Ioerger and his colleagues are developing computational tools for the statistical analysis of Tn-Seq data. Propelled by the desire for a statistically rigorous way to tell which genes are essential based on Tn-Seq data, Ioerger and his former doctoral student and current postdoctoral researcher, Michael DeJesus, initially developed a Bayesian statistical inference method that utilizes the Extreme Value Distribution to assess the significance of gaps in the genome, or regions that did not receive transposon insertions. They have also developed statistical algorithms for comparative analysis of Tn-Seq datasets and identification of genetic interactions.
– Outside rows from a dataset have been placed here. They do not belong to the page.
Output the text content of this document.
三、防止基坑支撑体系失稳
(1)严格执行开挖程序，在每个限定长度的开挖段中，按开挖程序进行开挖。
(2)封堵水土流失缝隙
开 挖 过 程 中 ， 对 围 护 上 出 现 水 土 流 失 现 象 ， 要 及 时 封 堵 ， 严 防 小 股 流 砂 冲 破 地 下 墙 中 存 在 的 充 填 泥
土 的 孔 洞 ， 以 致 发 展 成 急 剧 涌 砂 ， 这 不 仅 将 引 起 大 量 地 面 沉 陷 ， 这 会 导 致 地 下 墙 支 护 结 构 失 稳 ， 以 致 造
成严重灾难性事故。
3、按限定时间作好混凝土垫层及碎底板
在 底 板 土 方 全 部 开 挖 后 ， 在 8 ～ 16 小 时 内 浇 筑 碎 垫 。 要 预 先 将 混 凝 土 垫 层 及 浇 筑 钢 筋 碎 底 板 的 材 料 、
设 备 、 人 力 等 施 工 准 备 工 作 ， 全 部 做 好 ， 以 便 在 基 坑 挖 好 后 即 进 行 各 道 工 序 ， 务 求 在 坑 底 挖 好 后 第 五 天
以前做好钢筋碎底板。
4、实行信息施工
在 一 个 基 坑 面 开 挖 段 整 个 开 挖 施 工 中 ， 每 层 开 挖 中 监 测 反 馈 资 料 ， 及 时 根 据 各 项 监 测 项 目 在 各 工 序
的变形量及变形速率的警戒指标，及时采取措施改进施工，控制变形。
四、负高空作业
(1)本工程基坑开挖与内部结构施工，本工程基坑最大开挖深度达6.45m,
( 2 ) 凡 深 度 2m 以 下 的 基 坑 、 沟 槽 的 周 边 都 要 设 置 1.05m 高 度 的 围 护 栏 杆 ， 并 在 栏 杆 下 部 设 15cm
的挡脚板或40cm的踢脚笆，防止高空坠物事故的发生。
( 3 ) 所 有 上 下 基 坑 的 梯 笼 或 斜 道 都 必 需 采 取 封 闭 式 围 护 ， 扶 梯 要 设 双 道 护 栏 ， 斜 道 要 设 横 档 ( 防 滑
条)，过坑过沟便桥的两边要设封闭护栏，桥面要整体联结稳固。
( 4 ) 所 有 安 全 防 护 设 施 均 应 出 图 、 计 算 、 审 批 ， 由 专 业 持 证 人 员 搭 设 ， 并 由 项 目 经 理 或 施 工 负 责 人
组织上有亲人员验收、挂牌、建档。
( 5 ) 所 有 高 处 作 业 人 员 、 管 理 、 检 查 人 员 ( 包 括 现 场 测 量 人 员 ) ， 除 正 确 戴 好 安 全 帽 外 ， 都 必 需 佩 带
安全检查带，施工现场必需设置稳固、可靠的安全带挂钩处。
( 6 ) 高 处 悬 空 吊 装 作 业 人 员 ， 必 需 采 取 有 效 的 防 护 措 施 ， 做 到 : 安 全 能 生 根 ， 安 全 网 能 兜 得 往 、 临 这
Several years ago, Ioerger and his students packaged these algorithms together in a software called Transit, which is now distributed to the public and is used by many labs around the world for Tn-Seq analysis. More recently, they have used these tools to identify proteins involved in pathways like cell-wall biosynthesis, cholesterol metabolism, trehalose biosynthesis, biotin biosynthesis and iron acquisition.

Ioerger also has funding from the Bill and Melinda Gates Foundation, which philanthropically supports research on TB. Through the Gates Foundation, Ioerger’s group uses DNA sequencing to help identify the protein targets of inhibitory compounds from high-throughput screens, which is part of large drug-discovery pipeline involving many universities and industry partners (pharmaceutical companies).

While this work has more applied goals of developing new drugs, it builds on all the basic science learned about the physiology of Mycobacterium tuberculosis, including knowledge of the functions of genes and essentiality in different conditions through Tn-Seq and other methods.